REPUBLIKA.CO.ID, JAKARTA -- Guru besar Hukum Tata Negara Universitas Parahyangan Asep Warlan Yusuf menilai Garis-Garis Besar Haluan Negara (GBHN) diperlukan oleh pemerintah untuk menentukan arah pembangunan bangsa. Menurut dia, GBHN akan memberikan arah pembangunan yang lebih jelas kepada pemerintah dibandingkan Rencana Pembangunan Jangka Panjang Nasional (RPJPN).
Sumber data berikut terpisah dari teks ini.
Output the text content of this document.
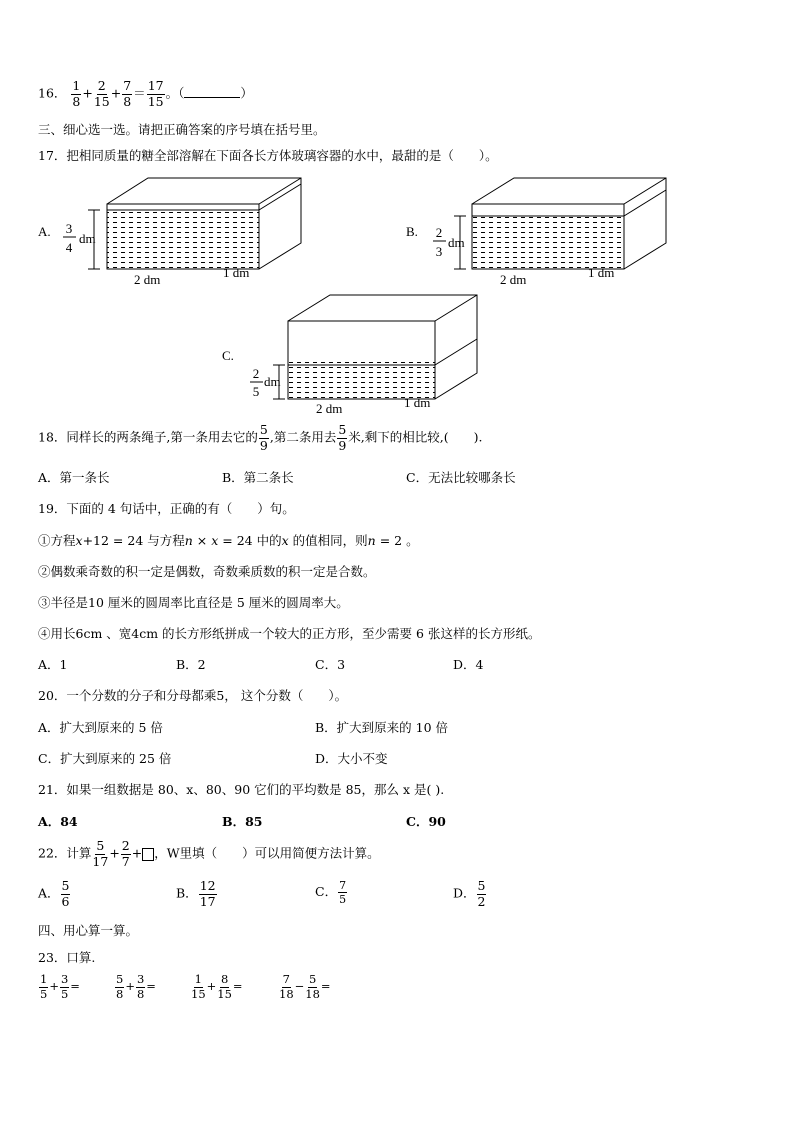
16． $\frac{1}{8} + \frac{2}{15} + \frac{7}{8} = \frac{17}{15}$ 。（	）
三、细心选一选。请把正确答案的序号填在括号里。
17．把相同质量的糖全部溶解在下面各长方体玻璃容器的水中，最甜的是（　　）。
A. 3
4
dm
2 dm	1 dm
B. 2
3
dm
2 dm	1 dm
C.
2
5
dm
2 dm	1 dm
18．同样长的两条绳子,第一条用去它的 $\frac{5}{9}$ ,第二条用去 $\frac{5}{9}$ 米,剩下的相比较,(　　).
A．第一条长	B．第二条长	C．无法比较哪条长
19．下面的 4 句话中，正确的有（　　）句。
①方程x+12 = 24 与方程n × x = 24 中的x 的值相同，则n = 2 。
②偶数乘奇数的积一定是偶数，奇数乘质数的积一定是合数。
③半径是10 厘米的圆周率比直径是 5 厘米的圆周率大。
④用长6cm 、宽4cm 的长方形纸拼成一个较大的正方形，至少需要 6 张这样的长方形纸。
A．1	B．2	C．3	D．4
20．一个分数的分子和分母都乘5， 这个分数（　　）。
A．扩大到原来的 5 倍	B．扩大到原来的 10 倍
C．扩大到原来的 25 倍	D．大小不变
21．如果一组数据是 80、x、80、90 它们的平均数是 85，那么 x 是( ).
A．84	B．85	C．90
22．计算 $\frac{5}{17} + \frac{2}{7}$ + ，W里填（　　）可以用简便方法计算。
A． $\frac{5}{6}$	B． $\frac{12}{17}$	C． $\frac{7}{5}$	D． $\frac{5}{2}$
四、用心算一算。
23．口算.
$\frac{1}{5} + \frac{3}{5}$ =	$\frac{5}{8} + \frac{3}{8}$ =	$\frac{1}{15} + \frac{8}{15}$ =	$\frac{7}{18} - \frac{5}{18}$ =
Asep menilai, RPJPN sebagai acuan rencana pembangunan jangka panjang pemerintah justru memberikan arah pembangunan yang tak jelas. Sebab, RPJPN selalu berubah-ubah setiap pemilu sehingga mempengaruhi arah pembangunan yang akan dicapai.
"RPJPN itu bisa mengganti GBHN. Tapi belakangan kita merasakan kita tidak jelas arah pembangunan ke depan seperti apa. Setiap pemilu berubah sistemnya, aturannya selalu diubah-ubah. Dalam dunia ekonomi dan hukum juga kita tidak tahu mengarah ke mana. Kita tidak punya tujuan ekonomi jangka panjang," kata Asep, Ahad (9/10).
Asep mengatakan, RPJPN yang sekarang ini menjadi acuan rencana pembangunan bangsa terkesan hanya dijalankan oleh pemerintah selama menjabat dan melaksanakan tugasnya selama lima tahun. Bahkan, menurut dia, pelaksanaan pembangunanan pun juga tak sesuai dengan RPJPN yang telah ditetapkan. Sehingga RPJPN, kata Asep, hanya merupakan rencana pemerintah dan bukan sebagai haluan negara. Karena itu, diperlukan acuan pembangunan jangka panjang seperti GBHN.
"RPJPN itu sektoral. RPJPN ke RPJMN sangat sumir. Arahnya pembangunan gak jelas. Terkesan RPJPN itu hanya untuk presiden menjalankan pemerintahan 5 tahun, yang kadang-kadang menyimpang. Kalau ada Tap MPR kita akan mengacu betul pada Tap MPR yang disepakati," tambah dia.
Lebih lanjut, ia menyampaikan, jika wacana dihidupkannya kembali GBHN memang akan dilakukan, maka perlu dipertimbangkan terlebih dahulu substansi dari GBHN tersebut bersama dengan berbagai elemen masyarakat sebelum dilakukan perubahan konstitusi.
"Harus ada perubahan konstitusi, yang menempatkan MPR sebagai apa dan tugasnya apa tanpa meninggalkan sistem pilpres langsung," kata Asep.